TEKNIK BIOLOGI MOLEKULAR
Sejak akhir
1950-an dan awal 1960-an, ahli biologi molekuler telah belajar untuk karakterisasi,
mengisolasi, dan memanipulasi komponen molekul sel dan
organisme.Komponen-komponen ini mencakup DNA, gudang informasi genetik, RNA,
kerabat dekat dari DNA yang berkisar dari fungsi melayani sebagai copy
pekerjaan sementara DNA untuk fungsi strukturaldan enzim aktual serta bagian
struktural dan fungsional dari aparat translasi, dan protein, tipestruktur dan
enzim utama dari molekul dalam sel.
1. EKSPRESI KLONING
Salah
satu teknik yang paling dasar biologi molekuler untuk mempelajari fungsi
protein adalah kloning ekspresi. Dalam teknik ini, DNA coding untuk suatu
protein bunga kloning (menggunakan PCR dan / atau enzim restriksi) ke dalam
sebuah plasmid (dikenal sebagai vektor ekspresi). Plasmid ini mungkin memiliki
elemen promotor khusus untuk mendorong produksi protein yang menarik, dan mungkin
juga memiliki penanda resistensi antibiotik untuk membantu mengikuti plasmid.

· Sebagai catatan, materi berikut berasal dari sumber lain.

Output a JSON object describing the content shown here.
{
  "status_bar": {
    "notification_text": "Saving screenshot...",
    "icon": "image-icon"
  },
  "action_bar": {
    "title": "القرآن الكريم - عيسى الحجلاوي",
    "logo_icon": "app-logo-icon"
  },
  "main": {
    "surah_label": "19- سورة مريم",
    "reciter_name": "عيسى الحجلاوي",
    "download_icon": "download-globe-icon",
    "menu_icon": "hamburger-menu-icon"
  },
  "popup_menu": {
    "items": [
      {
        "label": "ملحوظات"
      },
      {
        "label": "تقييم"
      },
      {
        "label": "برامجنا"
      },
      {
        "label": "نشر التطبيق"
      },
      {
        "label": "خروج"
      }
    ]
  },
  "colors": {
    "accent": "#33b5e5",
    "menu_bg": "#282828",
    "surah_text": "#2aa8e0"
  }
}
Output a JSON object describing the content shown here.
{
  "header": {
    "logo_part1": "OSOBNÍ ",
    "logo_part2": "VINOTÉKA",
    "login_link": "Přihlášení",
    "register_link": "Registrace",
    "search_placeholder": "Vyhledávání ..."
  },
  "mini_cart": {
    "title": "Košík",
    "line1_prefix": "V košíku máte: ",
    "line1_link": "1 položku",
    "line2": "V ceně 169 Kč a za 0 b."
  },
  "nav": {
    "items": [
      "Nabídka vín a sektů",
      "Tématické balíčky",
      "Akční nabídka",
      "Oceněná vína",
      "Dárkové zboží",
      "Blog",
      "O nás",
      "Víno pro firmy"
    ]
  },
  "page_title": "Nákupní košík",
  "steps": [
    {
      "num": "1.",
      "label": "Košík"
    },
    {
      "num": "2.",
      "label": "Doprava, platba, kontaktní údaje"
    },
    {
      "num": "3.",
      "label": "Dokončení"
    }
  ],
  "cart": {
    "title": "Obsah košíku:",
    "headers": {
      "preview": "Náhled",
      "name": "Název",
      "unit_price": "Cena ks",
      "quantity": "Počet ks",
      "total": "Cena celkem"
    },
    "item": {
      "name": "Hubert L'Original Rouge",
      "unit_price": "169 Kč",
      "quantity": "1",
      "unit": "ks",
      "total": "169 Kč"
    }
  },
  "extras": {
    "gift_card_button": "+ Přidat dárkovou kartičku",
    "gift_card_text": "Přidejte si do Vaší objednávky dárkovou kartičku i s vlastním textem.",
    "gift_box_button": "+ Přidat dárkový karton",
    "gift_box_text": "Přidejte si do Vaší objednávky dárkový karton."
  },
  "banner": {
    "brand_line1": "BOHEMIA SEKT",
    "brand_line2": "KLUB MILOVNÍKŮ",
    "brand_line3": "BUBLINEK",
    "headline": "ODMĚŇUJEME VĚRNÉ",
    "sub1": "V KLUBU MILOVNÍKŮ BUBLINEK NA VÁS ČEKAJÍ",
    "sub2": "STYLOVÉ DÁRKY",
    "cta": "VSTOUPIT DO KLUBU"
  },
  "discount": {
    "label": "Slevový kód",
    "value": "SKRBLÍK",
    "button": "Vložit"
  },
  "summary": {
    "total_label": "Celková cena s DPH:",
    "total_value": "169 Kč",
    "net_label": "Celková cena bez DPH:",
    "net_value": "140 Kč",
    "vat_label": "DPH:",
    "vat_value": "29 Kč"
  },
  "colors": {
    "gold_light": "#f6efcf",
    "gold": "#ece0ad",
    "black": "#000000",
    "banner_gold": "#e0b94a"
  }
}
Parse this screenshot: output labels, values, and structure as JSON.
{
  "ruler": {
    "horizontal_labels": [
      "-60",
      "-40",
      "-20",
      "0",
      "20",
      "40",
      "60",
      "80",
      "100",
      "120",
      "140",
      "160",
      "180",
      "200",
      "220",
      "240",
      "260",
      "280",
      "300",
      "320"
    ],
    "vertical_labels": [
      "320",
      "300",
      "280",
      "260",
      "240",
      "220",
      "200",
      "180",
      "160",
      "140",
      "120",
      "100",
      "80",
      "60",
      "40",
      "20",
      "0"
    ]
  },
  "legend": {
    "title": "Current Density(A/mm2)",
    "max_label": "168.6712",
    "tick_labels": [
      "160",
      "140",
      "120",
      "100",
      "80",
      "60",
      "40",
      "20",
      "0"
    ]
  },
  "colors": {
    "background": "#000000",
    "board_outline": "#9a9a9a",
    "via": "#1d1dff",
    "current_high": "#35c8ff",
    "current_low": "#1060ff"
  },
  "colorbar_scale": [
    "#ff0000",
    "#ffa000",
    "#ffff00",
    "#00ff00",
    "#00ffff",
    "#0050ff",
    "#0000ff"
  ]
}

Plasmid ini dapat dimasukkan ke dalam sel-sel bakteri baik
atau hewan. Memperkenalkan DNA ke dalam sel bakteri dapat dilakukan dengan
transformasi (melalui penyerapan DNA telanjang), konjugasi (melalui kontak
sel-sel) atau dengan transduksi (melalui vektor virus). Memperkenalkan DNA ke
dalam sel eukariotik, seperti sel hewan, dengan cara fisik atau kimia yang
disebut transfeksi. Beberapa teknik transfeksi berbeda tersedia, seperti
transfeksi kalsium fosfat, elektroporasi, injeksi dan transfeksi liposom. DNA
juga dapat diperkenalkan ke dalam sel eukariotik menggunakan virus atau bakteri
sebagai pembawa, yang terakhir ini kadang-kadang disebut bactofection dan
khususnya menggunakan Agrobacterium tumefaciens. Plasmid dapat diintegrasikan
ke dalam genom, menghasilkan transfeksi stabil, atau mungkin tetap independen
dari genom, yang disebut transfeksi sementara.
Dalam kedua kasus, DNA coding untuk suatu protein yang
menarik sekarang di dalam sel, dan protein sekarang dapat dinyatakan. Berbagai
sistem, seperti promotor diinduksi dan spesifik sel-sinyal faktor, yang
tersedia untuk membantu mengekspresikan protein kepentingan di tingkat tinggi.
Jumlah besar protein kemudian dapat diekstrak dari sel bakteri atau eukariotik.
Protein dapat diuji untuk aktivitas enzimatik bawah berbagai situasi, protein
dapat mengkristal sehingga struktur tersier yang dapat dipelajari, atau, dalam
industri farmasi, aktivitas obat baru terhadap protein dapat dipelajari.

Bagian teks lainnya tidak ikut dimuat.